L'accento è sugli scottanti interrogativi dell'etica, dei diritti
civili, dei matrimoni fra persone dello stesso sesso,
dell'omoparentalità e delle adozioni. Dal testo si apprende che
l'autore ha ascoltato con attenzione il discorso di Natale di Benedetto
XVI ed è rimasto colpito dalla inconsueta lode che il papa riserva a un
documento dedicato recentemente a questi temi dal gran rabbino di
Francia Gilles Bernheim. A Galli della Loggia piace unire la propria
voce, lasciando intendere che il documento del rabbinato francese
costituisca una rara e coraggiosa novità nel quadro di un ebraismo
solitamente silente, soprattutto in Italia, sulle grandi questioni
civili. Un ebraismo inquinato inoltre da un gran numero di ebrei
ansiosi di gettare alle ortiche la religione dei padri e di
intraprendere un percorso di radicale emancipazione-secolarizzazione
per "integrarsi in pieno con le élite laico liberali sulla via di
prendere dovunque il potere". Di che stupirsi. E' ben noto, e non da
oggi, come la brama di potere induca spesso gli ebrei ai comportamenti
più scostumati. Ma al di là di questi triti, penosi stereotipi di
ritorno, l'editoriale del Corriere sembra destinato a lasciare il segno.
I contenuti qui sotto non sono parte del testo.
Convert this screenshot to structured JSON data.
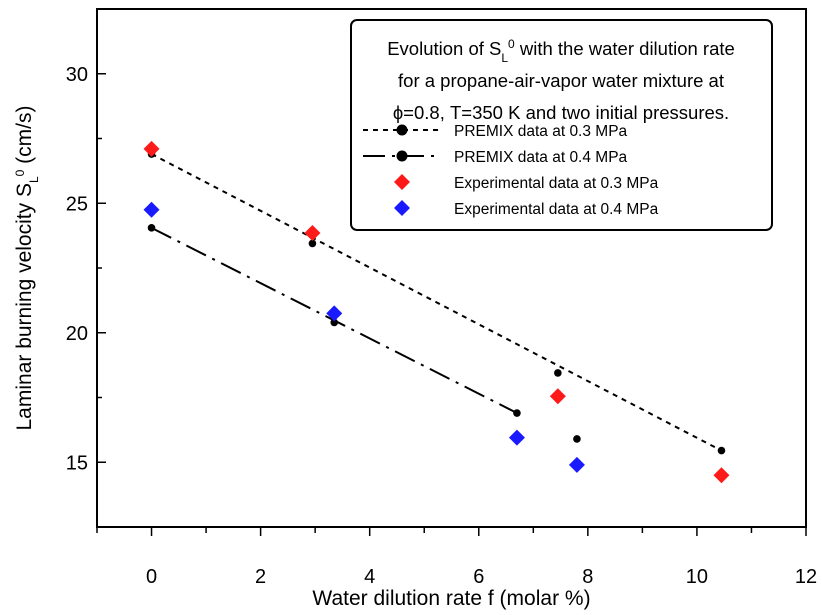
{
  "chart_data": {
    "type": "scatter",
    "title": "",
    "xlabel": "Water dilution rate f (molar %)",
    "ylabel": {
      "main": "Laminar burning velocity S",
      "sub": "L",
      "sup": "0",
      "unit": " (cm/s)"
    },
    "xlim": [
      -1,
      12
    ],
    "ylim": [
      12.5,
      32.5
    ],
    "x_ticks": [
      0,
      2,
      4,
      6,
      8,
      10,
      12
    ],
    "y_ticks": [
      15,
      20,
      25,
      30
    ],
    "grid": false,
    "legend_placement": "top-right",
    "legend_title_lines": [
      {
        "pre": "Evolution of S",
        "sub": "L",
        "sup": "0",
        "post": " with the water dilution rate"
      },
      {
        "pre": "for a propane-air-vapor water mixture at",
        "sub": "",
        "sup": "",
        "post": ""
      },
      {
        "pre": "ϕ=0.8, T=350 K and two initial pressures.",
        "sub": "",
        "sup": "",
        "post": ""
      }
    ],
    "series": [
      {
        "name": "PREMIX data at 0.3 MPa",
        "marker": "circle",
        "color": "#000000",
        "line": "dashed",
        "x": [
          0,
          2.95,
          7.45,
          10.45
        ],
        "y": [
          26.9,
          23.45,
          18.45,
          15.45
        ]
      },
      {
        "name": "PREMIX data at 0.4 MPa",
        "marker": "circle",
        "color": "#000000",
        "line": "dashdot",
        "x": [
          0,
          3.35,
          6.7,
          7.8
        ],
        "y": [
          24.05,
          20.4,
          16.9,
          15.9
        ]
      },
      {
        "name": "Experimental data at 0.3 MPa",
        "marker": "diamond",
        "color": "#ff1a1a",
        "line": "none",
        "x": [
          0,
          2.95,
          7.45,
          10.45
        ],
        "y": [
          27.1,
          23.85,
          17.55,
          14.5
        ]
      },
      {
        "name": "Experimental data at 0.4 MPa",
        "marker": "diamond",
        "color": "#1a1aff",
        "line": "none",
        "x": [
          0,
          3.35,
          6.7,
          7.8
        ],
        "y": [
          24.75,
          20.75,
          15.95,
          14.9
        ]
      }
    ],
    "fit_lines": [
      {
        "name": "fit-0.3MPa",
        "x": [
          0,
          10.45
        ],
        "y": [
          26.9,
          15.45
        ],
        "style": "dashed"
      },
      {
        "name": "fit-0.4MPa",
        "x": [
          0,
          6.7
        ],
        "y": [
          24.05,
          16.9
        ],
        "style": "dashdot"
      }
    ]
  }
}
Da un lato, infatti, si basa su presupposti del tutto immaginari e
alquanto infondati. L'ebraismo italiano, e con esso il suo rabbinato, è
stato silente solo per chi non ha voluto ascoltarlo. Solo per citare
pochi esempi, il rabbino capo di Roma Riccardo Di Segni usò oltre cinque
anni fa argomenti solidi e parole ben chiare, per alcuni anche troppo
chiare, per dire le stesse cose che oggi ci ripete il rav Bernheim. Chi
volesse rinfrescarsi la memoria farebbe bene a rileggerselo. Il rabbino
romano Gianfranco Di Segni è intervenuto più e più volte, anche su
queste pagine, dimostrando come la ricerca sui temi di bioetica sia al
centro della riflessione rabbinica contemporanea. Il rabbino di Torino
Alberto Moshe Somekh usò parole molto chiare ai tempi del referendum
sulla fecondazione assistita del 2005 per marcare una posizione ebraica
ben diversa da quella della Chiesa cattolica. E da quelle parole non si
deduceva solo una differenza di posizioni. Ma anche che nella stagione
in cui il mondo cattolico andava predicando il disimpegno civile e il
dovere del cittadino religioso di far fallire il referendum (ciò che
puntualmente avvenne con i tragici risultati di emarginazione dal mondo
progredito che punta sulla ricerca scientifica), per contro il dovere
religioso degli ebrei italiani era quello di andare a votare.L'ebraismo
è complesso, spesso contraddittorio, ma commette un grossolano errore
chi per assecondare il proprio ragionamento confonde la libertà di
pensiero e di ricerca, il rispetto per la pluralità delle sensibilità
che va di pari passo con l'esigenza di rispetto della Legge ebraica,
come una latitanza. L'intervento del Corriere risulta quindi viziato da
una ruvida superficialità che non può giovare alle ragioni delle grandi
religioni. E in quanto tale dovrebbe essere rispedito al mittente.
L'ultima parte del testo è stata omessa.